When Constantine recently turned 60, she didn’t obsess about it. “I can say I’ve turned 60 and I like chocolate in the same breath,” she says. “Writing this book, I’ve learned a lot about myself. I would not have looked back. I am very much someone who lives in the present. That is a gift. I don’t look forwards, either.” She attributes that propensity to her mother, whom she describes as “severely bipolar. Waking up every day unsure how she was going to be, or whether she was going to try to commit suicide. That gave me the ability to live in the present.”

Recovery, she says, has also helped hone that skill. “When I stopped drinking, all these little miracles would happen … I would notice more every day – the birds singing, I would notice leaves starting to grow on the trees. I regained my appreciation for nature, the way I grew up in the country.”

Her upbringing was privileged, but she now realizes her successful mercantile class father was perpetually jealous of the landed gentry.
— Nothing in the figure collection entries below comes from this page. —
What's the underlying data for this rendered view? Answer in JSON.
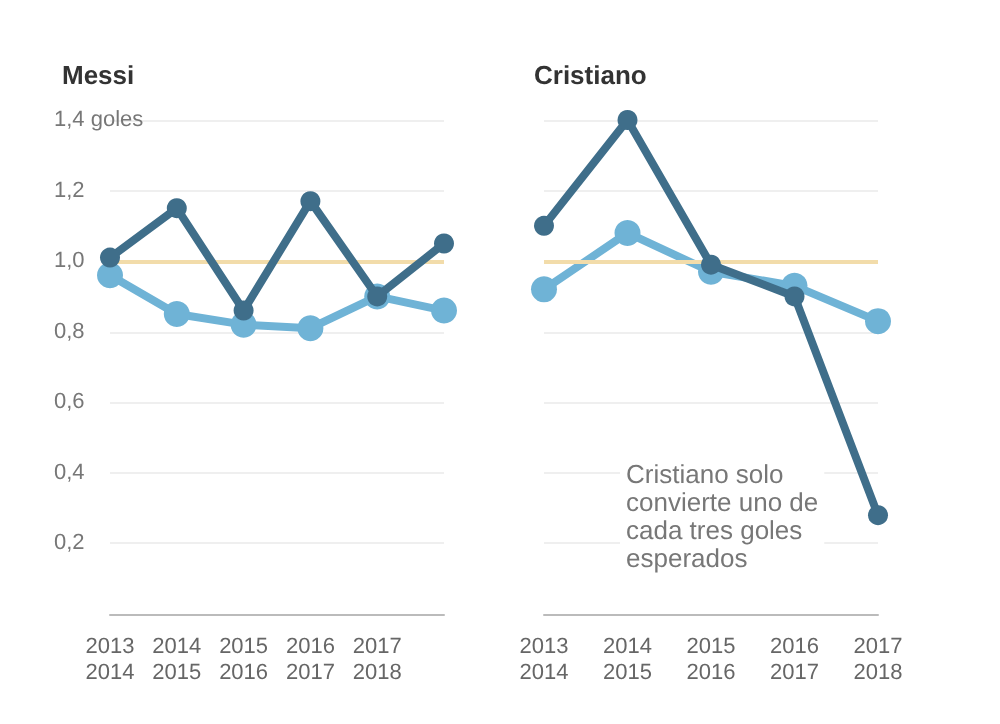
{
  "chart_data": [
    {
      "type": "line",
      "title": "Messi",
      "categories": [
        "2013\n2014",
        "2014\n2015",
        "2015\n2016",
        "2016\n2017",
        "2017\n2018",
        null
      ],
      "series": [
        {
          "color": "#3f6e8a",
          "values": [
            1.01,
            1.15,
            0.86,
            1.17,
            0.9,
            1.05
          ]
        },
        {
          "color": "#6fb3d6",
          "values": [
            0.96,
            0.85,
            0.82,
            0.81,
            0.9,
            0.86
          ]
        }
      ],
      "ylim": [
        0,
        1.4
      ],
      "yticks": [
        {
          "value": 0,
          "label": null
        },
        {
          "value": 0.2,
          "label": "0,2"
        },
        {
          "value": 0.4,
          "label": "0,4"
        },
        {
          "value": 0.6,
          "label": "0,6"
        },
        {
          "value": 0.8,
          "label": "0,8"
        },
        {
          "value": 1.0,
          "label": "1,0"
        },
        {
          "value": 1.2,
          "label": "1,2"
        },
        {
          "value": 1.4,
          "label": "1,4 goles"
        }
      ],
      "ref_lines": [
        {
          "axis": "y",
          "value": 1.0,
          "color": "#f2dcaa"
        }
      ],
      "grid": "y",
      "marker": "circle",
      "line_style": "solid"
    },
    {
      "type": "line",
      "title": "Cristiano",
      "categories": [
        "2013\n2014",
        "2014\n2015",
        "2015\n2016",
        "2016\n2017",
        "2017\n2018"
      ],
      "series": [
        {
          "color": "#3f6e8a",
          "values": [
            1.1,
            1.4,
            0.99,
            0.9,
            0.28
          ]
        },
        {
          "color": "#6fb3d6",
          "values": [
            0.92,
            1.08,
            0.97,
            0.93,
            0.83
          ]
        }
      ],
      "ylim": [
        0,
        1.4
      ],
      "yticks": [
        {
          "value": 0,
          "label": null
        },
        {
          "value": 0.2,
          "label": null
        },
        {
          "value": 0.4,
          "label": null
        },
        {
          "value": 0.6,
          "label": null
        },
        {
          "value": 0.8,
          "label": null
        },
        {
          "value": 1.0,
          "label": null
        },
        {
          "value": 1.2,
          "label": null
        },
        {
          "value": 1.4,
          "label": null
        }
      ],
      "ref_lines": [
        {
          "axis": "y",
          "value": 1.0,
          "color": "#f2dcaa"
        }
      ],
      "annotations": [
        "Cristiano solo\nconvierte uno de\ncada tres goles\nesperados"
      ],
      "tick_labels": "x",
      "grid": "y",
      "marker": "circle",
      "line_style": "solid"
    }
  ]
}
Dating Armstrong-Jones was a coup in her parents’ eyes, and, as she looks back on those years, she realizes she has her own complicated relationships with class structures. “I don’t think I changed my view as such, but growing up as upper middle class in an upper-class environment, it was all I knew.”

The manor-born world of rural Britain, in particular, was a bubble. “The outside world didn’t exist, not just to us kids, but to adults as well. There was no desire to look beyond the walls of privilege, no real curiosity of rest of the world.”

Constantine got by in that world by acting up. “I would meet someone and make an outrageous comment, mainly so they would remember me, because I didn’t think there was anything else interesting about me.” It was a bit like being a stand-up comedian, although she now admits, “I’m shy at heart.

The Sloane Ranger crowd – so named because they hung out in London’s Chelsea neighbourhood near Sloane Square – was suffused with hubris. “It’s funny, when I look at a lot of the people I grew up with, there is a certain amount of arrogance attached to them. I don’t think you can truly be shy if you are arrogant. Arrogance is always hiding some kind of insecurity.”